Excelsior ever upward with capacity
A project similar to the upgrade of Labadie Plant was recently completed at KeySpan Corp.'s four-unit, 1,520-MW Northport Power Station on Long Island. Northport has 1960s- and 1970s-vintage steam turbines from General Electric. In the fall of 2004, it was the 375-MW Unit 3's turn for rejuvenation. The main reliability problem of Unit 3's turbine was internal seal leakage that was reducing the unit's peak output and increasing its heat rate.
KeySpan typically tests its units regularly and overhauls them about every seven years. Northport Unit 3 hadn't gotten a facelift since 1997. Before its scheduled turbine overhaul in 2004, Unit 3 hadn't been performing up to snuff. For example, tests indicated that the unit was load-limited by its 15-MW main boiler feed pump throughout 2003 and early 2004. Main steam temperature also was limited—by increasing hot reheat temperatures and by the steady falloff in first-stage pressure since the unit's last overhaul. Due to these issues—and many others—Unit 3's corrected load had dropped 20 to 30 MW below expectations. All signs pointed to increased HP/IP leakage of an unacceptable level.
When the 2004 overhaul began, operators noted that the two horizontal joint studs on the right side of the HP inner shell were completely relaxed when the shell was removed. Both washers were split and removed without removing the nuts. A contact check of the inner shell half joint in the HP to IP mid-span area revealed a significant leakage path. GE confirmed and estimated the leakage at over 18,000 lb/hr, penalizing capacity by 470 kW and heat rate by 7.9 Btu/kWh.
Pre-overhaul estimates promised recovery of 4 MW and a heat rate reduction of 257 Btu/kWh by improving turbine stage efficiency and reducing HP to IP leakage from 11% to 4% of steam flow. The first step was to send the turbine shell out to have the mating joint machined down by 0.031 inch to bring the flatness into design specs.
The steam seal optimization package KeySpan chose came from TurboCare Inc. (Chicopee, Mass.). In it were standard labyrinth packaging rings, retractable packing rings, brush seals, and conventional blade and brush-tip seals—all sized for Unit 3's turbine. Seal rubbing is not uncommon in steam turbines, and it is particularly common with single-casing HP/IP designs that use a packing box to seal the flow between the HP and IP sections.
A relatively long bearing span often initiates a rub in the mid-span seal area. Conventional packing can open after the first few turbine starts, leaving blade-tip seals with as much as 0.025 to 0.040 inch of clearance for years after the first few restarts after an overhaul.

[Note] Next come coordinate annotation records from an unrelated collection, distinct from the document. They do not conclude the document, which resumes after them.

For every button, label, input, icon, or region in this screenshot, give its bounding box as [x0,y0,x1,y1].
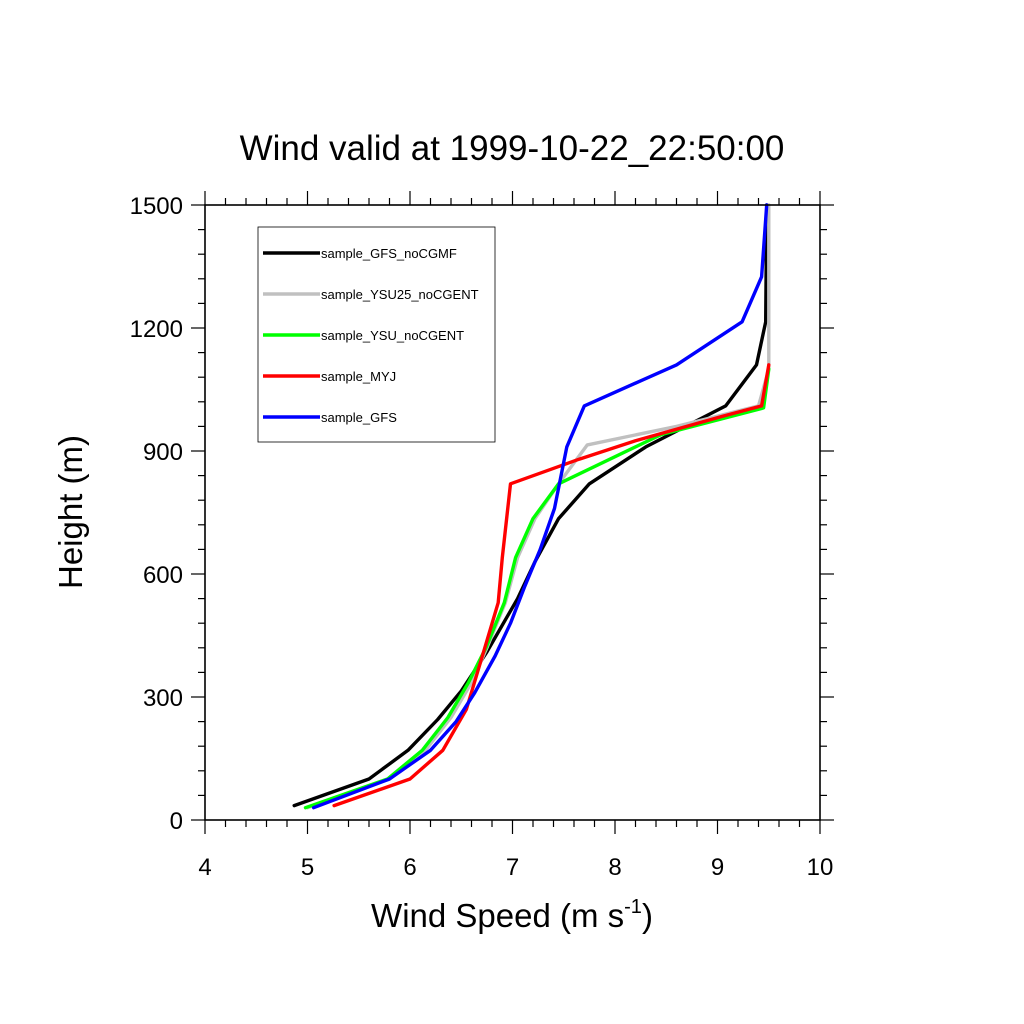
legend-label: sample_YSU25_noCGENT [321,287,479,302]
y-axis-label: Height (m) [52,435,89,589]
x-tick-label: 10 [807,854,834,881]
x-axis-label: Wind Speed (m s-1) [371,896,653,934]
series-line-sample_GFS [311,203,769,810]
y-tick-label: 300 [143,685,183,712]
legend-label: sample_GFS_noCGMF [321,246,457,261]
x-tick-label: 5 [301,854,314,881]
y-tick-label: 0 [170,808,183,835]
chart-title: Wind valid at 1999-10-22_22:50:00 [240,129,785,168]
legend-label: sample_YSU_noCGENT [321,328,464,343]
x-axis-label-text: Wind Speed (m s [371,897,624,934]
x-axis-label-close: ) [642,897,653,934]
x-axis-label-exponent: -1 [624,896,642,918]
x-tick-label: 9 [711,854,724,881]
legend: sample_GFS_noCGMF sample_YSU25_noCGENTsam… [257,226,496,443]
x-tick-label: 6 [403,854,416,881]
y-tick-label: 900 [143,439,183,466]
x-tick-label: 4 [198,854,211,881]
plot-frame [204,204,821,821]
series-line-sample_MYJ [332,363,771,808]
y-tick-label: 1200 [130,316,183,343]
tick-labels: 4 5 6 7 8 9 10 0 300 600 900 1200 1500 [130,193,834,881]
axis-ticks [191,191,834,834]
legend-label: sample_GFS [321,410,397,425]
legend-label: sample_MYJ [321,369,396,384]
x-tick-label: 7 [506,854,519,881]
y-tick-label: 600 [143,562,183,589]
y-tick-label: 1500 [130,193,183,220]
x-tick-label: 8 [608,854,621,881]
plot-lines [292,203,771,810]
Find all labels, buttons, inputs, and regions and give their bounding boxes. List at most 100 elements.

The retractable packing included in the TurboCare package maintains a 0.015-in. clearance by using springs to force the packing ring segments away from the shaft during start-up. For the shaft seals between stages, brush seals were added to the body of the retractable packing, reducing clearance to nearly zero (Figure 8).

8. Sealed up tight. Installing a new brush seal (left) and brush-tip seal (right) significantly reduced steam seal leakage within the turbine of Northport Unit 3. Courtesy: TurboCare Inc.

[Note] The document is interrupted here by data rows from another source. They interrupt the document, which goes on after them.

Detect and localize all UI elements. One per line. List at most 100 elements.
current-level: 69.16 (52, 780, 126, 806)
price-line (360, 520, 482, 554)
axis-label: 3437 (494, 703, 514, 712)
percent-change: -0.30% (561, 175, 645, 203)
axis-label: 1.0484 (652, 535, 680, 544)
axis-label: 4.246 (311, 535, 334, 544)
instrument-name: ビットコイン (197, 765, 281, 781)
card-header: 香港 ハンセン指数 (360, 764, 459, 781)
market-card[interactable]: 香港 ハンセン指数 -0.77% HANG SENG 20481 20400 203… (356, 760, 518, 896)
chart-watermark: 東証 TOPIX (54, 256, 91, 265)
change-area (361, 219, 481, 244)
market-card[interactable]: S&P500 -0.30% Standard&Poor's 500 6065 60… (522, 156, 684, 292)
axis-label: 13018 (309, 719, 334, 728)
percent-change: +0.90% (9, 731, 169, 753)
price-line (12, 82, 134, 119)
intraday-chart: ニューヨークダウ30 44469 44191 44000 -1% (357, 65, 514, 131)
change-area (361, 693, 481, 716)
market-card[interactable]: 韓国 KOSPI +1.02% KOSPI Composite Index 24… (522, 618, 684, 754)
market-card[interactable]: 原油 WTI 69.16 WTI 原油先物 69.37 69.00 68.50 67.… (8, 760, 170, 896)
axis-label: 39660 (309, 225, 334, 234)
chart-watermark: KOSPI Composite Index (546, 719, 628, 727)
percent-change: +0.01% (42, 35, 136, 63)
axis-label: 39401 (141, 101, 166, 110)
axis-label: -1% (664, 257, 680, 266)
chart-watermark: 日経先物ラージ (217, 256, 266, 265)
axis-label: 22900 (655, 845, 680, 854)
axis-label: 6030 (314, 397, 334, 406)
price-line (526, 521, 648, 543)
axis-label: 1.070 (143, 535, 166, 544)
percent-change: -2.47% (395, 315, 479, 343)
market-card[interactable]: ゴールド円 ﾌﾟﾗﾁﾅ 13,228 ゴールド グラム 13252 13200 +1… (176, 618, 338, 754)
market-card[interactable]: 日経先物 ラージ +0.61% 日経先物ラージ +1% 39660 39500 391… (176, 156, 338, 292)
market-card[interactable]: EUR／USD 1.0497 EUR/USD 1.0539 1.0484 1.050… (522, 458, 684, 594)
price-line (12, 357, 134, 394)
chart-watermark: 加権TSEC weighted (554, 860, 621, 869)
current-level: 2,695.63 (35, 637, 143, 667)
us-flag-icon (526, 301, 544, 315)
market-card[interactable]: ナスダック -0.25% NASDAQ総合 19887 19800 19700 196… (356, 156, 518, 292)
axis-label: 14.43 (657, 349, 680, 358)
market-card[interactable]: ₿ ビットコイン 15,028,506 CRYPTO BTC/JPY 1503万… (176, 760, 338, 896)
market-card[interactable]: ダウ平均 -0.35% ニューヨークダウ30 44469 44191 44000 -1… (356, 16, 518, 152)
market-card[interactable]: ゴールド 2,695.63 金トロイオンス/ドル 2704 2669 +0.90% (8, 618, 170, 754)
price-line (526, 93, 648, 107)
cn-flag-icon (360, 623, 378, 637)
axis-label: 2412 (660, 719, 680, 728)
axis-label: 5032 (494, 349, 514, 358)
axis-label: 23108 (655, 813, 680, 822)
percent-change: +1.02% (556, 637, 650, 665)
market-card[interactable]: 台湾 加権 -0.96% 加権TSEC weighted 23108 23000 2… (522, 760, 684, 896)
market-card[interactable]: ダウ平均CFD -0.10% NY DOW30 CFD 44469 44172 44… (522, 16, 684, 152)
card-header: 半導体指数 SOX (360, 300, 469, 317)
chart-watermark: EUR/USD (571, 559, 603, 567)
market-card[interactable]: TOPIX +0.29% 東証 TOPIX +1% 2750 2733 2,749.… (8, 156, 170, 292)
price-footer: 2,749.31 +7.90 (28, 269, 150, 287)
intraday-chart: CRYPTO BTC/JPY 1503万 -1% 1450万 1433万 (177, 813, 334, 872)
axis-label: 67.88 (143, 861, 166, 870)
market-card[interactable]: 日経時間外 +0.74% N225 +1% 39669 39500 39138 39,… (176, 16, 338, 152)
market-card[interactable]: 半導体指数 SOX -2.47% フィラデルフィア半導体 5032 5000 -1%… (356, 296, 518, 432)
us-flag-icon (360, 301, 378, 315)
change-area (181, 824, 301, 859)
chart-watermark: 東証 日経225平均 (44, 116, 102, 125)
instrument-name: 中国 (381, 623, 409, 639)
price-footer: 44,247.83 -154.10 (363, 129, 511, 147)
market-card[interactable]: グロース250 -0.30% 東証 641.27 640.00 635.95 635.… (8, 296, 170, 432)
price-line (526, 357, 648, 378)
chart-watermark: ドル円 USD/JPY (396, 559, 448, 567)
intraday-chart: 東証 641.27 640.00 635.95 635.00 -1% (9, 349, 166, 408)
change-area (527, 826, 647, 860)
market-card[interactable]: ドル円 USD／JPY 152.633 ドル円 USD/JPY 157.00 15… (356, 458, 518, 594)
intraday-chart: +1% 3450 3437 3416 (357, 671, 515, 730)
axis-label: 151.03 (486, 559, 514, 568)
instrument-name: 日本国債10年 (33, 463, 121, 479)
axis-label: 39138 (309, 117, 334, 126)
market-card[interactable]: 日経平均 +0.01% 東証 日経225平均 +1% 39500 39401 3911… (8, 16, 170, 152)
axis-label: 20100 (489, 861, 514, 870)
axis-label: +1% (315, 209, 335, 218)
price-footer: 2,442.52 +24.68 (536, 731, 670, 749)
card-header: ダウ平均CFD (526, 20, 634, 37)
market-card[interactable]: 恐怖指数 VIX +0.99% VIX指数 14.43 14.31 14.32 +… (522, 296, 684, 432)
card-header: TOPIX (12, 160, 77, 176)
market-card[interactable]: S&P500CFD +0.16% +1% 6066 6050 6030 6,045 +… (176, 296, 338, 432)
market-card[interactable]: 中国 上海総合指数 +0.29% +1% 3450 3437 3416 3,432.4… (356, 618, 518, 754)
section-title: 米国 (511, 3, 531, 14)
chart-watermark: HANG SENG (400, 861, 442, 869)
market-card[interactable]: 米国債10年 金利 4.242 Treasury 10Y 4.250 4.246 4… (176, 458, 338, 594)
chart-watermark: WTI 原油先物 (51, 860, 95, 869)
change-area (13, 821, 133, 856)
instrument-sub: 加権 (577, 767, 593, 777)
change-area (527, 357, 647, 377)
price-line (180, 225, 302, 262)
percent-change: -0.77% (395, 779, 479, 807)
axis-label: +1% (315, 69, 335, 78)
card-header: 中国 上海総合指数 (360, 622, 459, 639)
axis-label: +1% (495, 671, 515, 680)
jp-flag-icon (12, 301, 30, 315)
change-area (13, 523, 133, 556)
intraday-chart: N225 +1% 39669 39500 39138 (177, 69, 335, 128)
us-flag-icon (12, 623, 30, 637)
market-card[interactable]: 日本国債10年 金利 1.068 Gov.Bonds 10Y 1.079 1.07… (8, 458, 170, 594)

Steam seal design is as much art as science. On Unit 3's turbine, the brush seals were analyzed over a wide range of operating conditions to determine the effect of wear on them. Good turbine design practice requires the HP rotor to withstand twice the expected destabilizing force from seals as the worst-case stability condition. Because the original seals did not meet this condition, the new seals incorporated three anti-swirl design features in the HP mid-span seal (N2 rings) and in stages 2 and 3 of the HP section. The new design now can withstand 2.3 times the worst-case destabilizing force. Overall, it was estimated that improved sealing alone was responsible for a 2.3-MW boost in capacity.
Northport Unit 3 was returned to service in March 2005 with its heat rate lower by 465 Btu/kWh (net)—almost twice the predicted 257 Btu/kWh gain. Similarly, capacity was up 14.1 MW (gross)—more than triple the 4-MW gain predicted before the overhaul. Bottom line for KeySpan: This was a very successful overhaul, indeed.